Motif Udan Liris artinya hujan gerimis. Di Jawa, ada suatu keyakinan bahwa hujan mengandung konootasi mendatangkan kesuburan. Tak heran jika kemudian motif ini melambangkan kesuburan dan kesejahteraan.

Motif udan liris merupakan salah satu corak yang dipakai penguasa dengan harapan si pemakai diberkati oleh Yang Maha Kuasa dan membawa kesejahteraan bagi para pengikutnya.

Motif Tuluh Watu

Tuluh Watu berarti batu yang bersinar dan dianggap bertuah sebagai penolak bala. Motif ini dapat dipergunakan pada upacara ruwatan sukerta dan sebagai pelengkap sesajen upacara labuhan.

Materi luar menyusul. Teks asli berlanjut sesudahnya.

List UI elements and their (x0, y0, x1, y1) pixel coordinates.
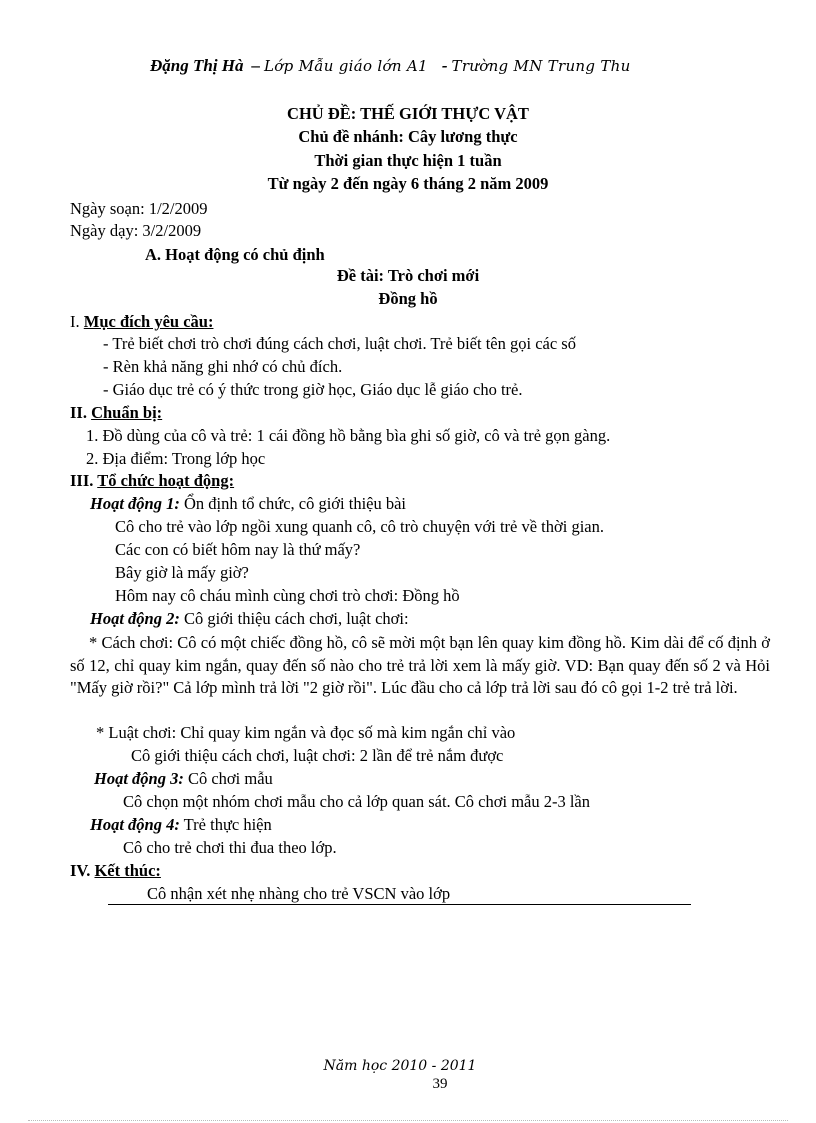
section-title: Kết thúc: (94, 861, 161, 880)
list-item: 2. Địa điểm: Trong lớp học (86, 449, 266, 468)
activity-label: Hoạt động 3: (94, 769, 184, 788)
subtopic-title: Chủ đề nhánh: Cây lương thực (298, 127, 518, 146)
section-title: Chuẩn bị: (91, 403, 163, 422)
section-number: IV. (70, 861, 95, 880)
closing-line: Cô nhận xét nhẹ nhàng cho trẻ VSCN vào lớp (147, 884, 451, 903)
section-number: I. (70, 312, 84, 331)
duration-line: Thời gian thực hiện 1 tuần (314, 151, 502, 170)
activity-line: Các con có biết hôm nay là thứ mấy? (115, 540, 361, 559)
school-year-footer: Năm học 2010 - 2011 (323, 1058, 477, 1074)
section-a-heading: A. Hoạt động có chủ định (145, 245, 325, 264)
prepared-date: Ngày soạn: 1/2/2009 (70, 199, 208, 218)
activity-label: Hoạt động 4: (90, 815, 180, 834)
page-header (150, 56, 631, 76)
activity-line: Cô cho trẻ chơi thi đua theo lớp. (123, 838, 337, 857)
page-number: 39 (432, 1076, 448, 1092)
author-name: Đặng Thị Hà (150, 56, 244, 75)
footer-divider (28, 1120, 788, 1121)
header-dash: - (441, 56, 448, 75)
section-number: II. (70, 403, 92, 422)
lesson-name: Đồng hồ (378, 289, 438, 308)
section-2-heading (70, 403, 162, 423)
date-range-line: Từ ngày 2 đến ngày 6 tháng 2 năm 2009 (267, 174, 549, 193)
section-3-heading (70, 471, 234, 491)
activity-text: Trẻ thực hiện (179, 815, 272, 834)
activity-text: Ổn định tổ chức, cô giới thiệu bài (179, 494, 407, 513)
taught-date: Ngày dạy: 3/2/2009 (70, 221, 202, 240)
section-1-heading (70, 312, 213, 332)
activity-2 (90, 609, 409, 629)
section-title: Mục đích yêu cầu: (83, 312, 214, 331)
activity-3 (94, 769, 273, 789)
topic-title: CHỦ ĐỀ: THẾ GIỚI THỰC VẬT (287, 104, 529, 123)
list-item: - Giáo dục trẻ có ý thức trong giờ học, Giáo dục lễ giáo cho trẻ. (103, 380, 523, 399)
rules-intro-line: Cô giới thiệu cách chơi, luật chơi: 2 lần để trẻ nắm được (131, 746, 504, 765)
school-name: Trường MN Trung Thu (451, 57, 631, 75)
rules-line: * Luật chơi: Chỉ quay kim ngắn và đọc số mà kim ngắn chỉ vào (96, 723, 516, 742)
section-number: III. (70, 471, 98, 490)
activity-line: Bây giờ là mấy giờ? (115, 563, 249, 582)
activity-label: Hoạt động 2: (90, 609, 180, 628)
class-name: Lớp Mẫu giáo lớn A1 (264, 57, 428, 75)
activity-label: Hoạt động 1: (90, 494, 180, 513)
list-item: 1. Đồ dùng của cô và trẻ: 1 cái đồng hồ bằng bìa ghi số giờ, cô và trẻ gọn gàng. (86, 426, 611, 445)
activity-1 (90, 494, 406, 514)
list-item: - Trẻ biết chơi trò chơi đúng cách chơi, luật chơi. Trẻ biết tên gọi các số (103, 334, 576, 353)
list-item: - Rèn khả năng ghi nhớ có chủ đích. (103, 357, 343, 376)
activity-text: Cô chơi mẫu (183, 769, 273, 788)
section-4-heading (70, 861, 161, 881)
activity-text: Cô giới thiệu cách chơi, luật chơi: (179, 609, 409, 628)
activity-line: Hôm nay cô cháu mình cùng chơi trò chơi: Đồng hồ (115, 586, 460, 605)
lesson-topic: Đề tài: Trò chơi mới (336, 266, 480, 285)
how-to-play-paragraph: * Cách chơi: Cô có một chiếc đồng hồ, cô sẽ mời một bạn lên quay kim đồng hồ. Kim dài để cố định ở số 12, chỉ quay kim ngắn, quay đến số nào cho trẻ trả lời xem là mấy giờ. VD: Bạn quay đến số 2 và Hỏi "Mấy giờ rồi?" Cả lớp mình trả lời "2 giờ rồi". Lúc đầu cho cả lớp trả lời sau đó cô gọi 1-2 trẻ trả lời. (70, 633, 770, 697)
horizontal-rule (108, 904, 691, 905)
header-dash: – (251, 56, 261, 75)
activity-line: Cô chọn một nhóm chơi mẫu cho cả lớp quan sát. Cô chơi mẫu 2-3 lần (123, 792, 591, 811)
activity-4 (90, 815, 272, 835)
activity-line: Cô cho trẻ vào lớp ngồi xung quanh cô, cô trò chuyện với trẻ về thời gian. (115, 517, 604, 536)
section-title: Tổ chức hoạt động: (97, 471, 235, 490)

Tuluh dapat berarti pula kuat atau perkasa. Motif Tuluh Watu termasuk sakral, dimana pada masa lalu motif ini hanya boleh dipakai oleh orang tertentu yang berkepribadian kuat dan berbudi luhur.

Di pedesaan kaum wanita pedagang memakai corak ini sebagai selendang untuk membawa barang dalam tugas sehari-hari karena dipercaya mempunyai kekuatan selain kekuatan tenunnya yang kuat

Kain Tenun Lurik Zaman NOW

Aneka kreasi tenun lurik di era jaman now
Aneka kreasi tenun lurik di era jaman now

Sekarang ini pasar tidak lagi peduli tentang warna, jenis, motif, dan makna filosofis di balik sehelai kain tenun lurik yang selama ini dikembangkan oleh para leluhur. Sekarang ini banyak bermunculan jenis, corak dan warna dasarnya yang diambil dari lurik tradisi dengan sentuhan masa kini yang lebih bervariasi mengikuti tren dunia fashion.

Jika kondisi ini dibiarkan terus berlangsung, saya kira bukan gak mungkin tenun lurik semakin termarjinalkan dan lama-kelamaan akan hilang dari peredaran. Dan jika memang itu yang terjadi, berarti memang kita tidak bisa menjadi ahli waris yang dapat menjaga dan mengembangkan warisan adiluhung nenek moyang kita.

Dan barangkali benar, kita tak perlu membawa-bawa masa lampau ke era sekarang. Sekarang sudah era revolusi 4.0 dimana yang mahal dan ribet tak lagi laku, karena yang dibutuhkan serba instant dan yang penting murah.